Tan grande fue el éxito de nuestro producto, que en poco tiempo todo el mundo empezó a producir oro en grandes cantidades. Incluso hubo quienes encontraron maneras de mejorar la alimentación de las gallinas para aumentar la eficiencia. El problema fue que, ante la abundancia súbita del metal precioso, su valor se empezó a reducir. Lo mismo ocurrió con los otros metales que venían de gallinas, como la plata, el titanio, el platino, el cinc y el níquel.
Ante esta situación, lo que escaseaba, y por lo tanto fue lo más buscado, fueron los huevos de gallina. La cotización del huevo se volvió mayor que la del oro. Hacía falta muchos huevos de oro para comprar un huevo de gallina, a pesar de que ambos venían de gallinas prácticamente iguales. Y los huevos de color eran prácticamente prohibitivos. Los que tenían granjas y no habían abandonado su plantel de gallinas regulares vieron recompensada su perseverancia, con una gran bonanza de huevos de oro.

Abajo las piernas

Las piernas están para sostenernos. Los pies son la terminación de las piernas, y su forma es uno de los factores que nos mantienen estables cuando estamos parados. Todo ese sistema de extremidades, que tiene a algunos de los huesos más largos de todo el cuerpo, sirve para poder pararnos. Para que estemos levemente lejos del suelo. Sin embargo, estamos separados del suelo. Seguimos pegados a él, porque las piernas y los pies no dejan de ser parte de nosotros.
Las piernas no son imprescindibles. Los pies son más necesarios que las piernas. Por algo nos ponemos de pie, no nos ponemos de piernas. Las piernas se limitan a sostenernos. Pero para que el sistema funcione, tenemos que cuidarlas, nutrirlas. Debemos sostenerlas para que nos sostengan. Es decir que las piernas tienen un costo, que sólo se justifica si las usamos.

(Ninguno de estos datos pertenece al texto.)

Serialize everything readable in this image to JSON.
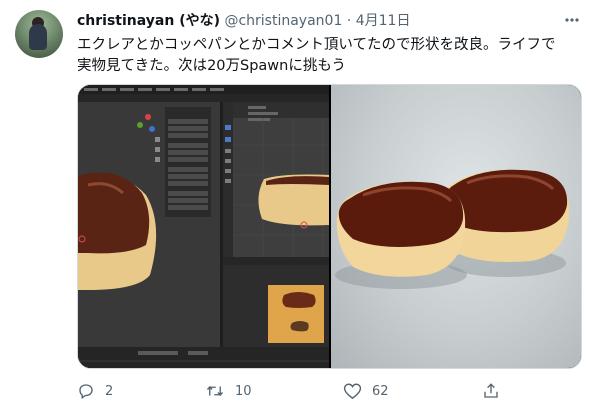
{
  "tweet": {
    "author_name": "christinayan (やな)",
    "handle": "@christinayan01",
    "separator": "·",
    "date": "4月11日",
    "text_line1": "エクレアとかコッペパンとかコメント頂いてたので形状を改良。ライフで",
    "text_line2": "実物見てきた。次は20万Spawnに挑もう"
  },
  "actions": {
    "replies": "2",
    "retweets": "10",
    "likes": "62"
  },
  "icons": {
    "more": "more-icon",
    "reply": "reply-icon",
    "retweet": "retweet-icon",
    "like": "like-icon",
    "share": "share-icon"
  },
  "colors": {
    "text": "#0f1419",
    "secondary": "#536471",
    "border": "#cfd9de",
    "blender_bg": "#2f2f2f",
    "bun_cream": "#f1d59a",
    "bun_glaze": "#5a1e10"
  }
}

Podríamos pensar, entonces, que tenemos que caminar y correr mucho. Pero no es así. El resto del cuerpo también tiene un costo. El corazón, por ejemplo, debe ser mantenido. Y ése sí es imprescindible. Y mientras más corremos, más se molesta. Amortizar las piernas trae gastos colaterales en el resto del organismo, que pueden ser más grandes que la pérdida ocasionada por el poco uso de las piernas.
Puede llegar el momento en el que las piernas sean superfluas. En el que sea más conveniente deshacernos de ellas. Someternos a operaciones que nos las extirpen, nos vuelvan a colocar los pies, y quedar ETéreos. Los movimientos de traslado pueden ser trabajo para máquinas mucho más eficientes que extremidades construidas mediante mutaciones sucesivas.
Si eso ocurre, las partes básicas del cuerpo, las que permiten la supervivencia, quedarían intactas. No sólo eso: serían más eficientes. Ya no tendrían que suplir a las piernas. Entonces necesitaríamos menos alimento, y menos tiempo para distribuirlo a todo el cuerpo. Haría un aporte a la reducción de nuestra demanda energética. Reduciría, si no las huellas de verdad, nuestra huella de carbono.
Para llegar a esta situación no sólo es necesaria la tecnología médica correspondiente, sino también el consenso de la población. Si una sola persona se saca las piernas, quedaría con una gran desventaja respecto de los demás. Hace falta llegar a una masa crítica de despiernados que marquen el rumbo de la sociedad.
Está claro que es difícil. Todo cambio social siempre lo es. Pero una vez lograda esa masa crítica, los demás no tendrán alternativa que seguirlos. Toda la infraestructura va a estar pensada para gente sin piernas, y los que las tengan serán discapacitados. Gigantes deformes que deberán adaptarse, o se verán excluidos de la sociedad.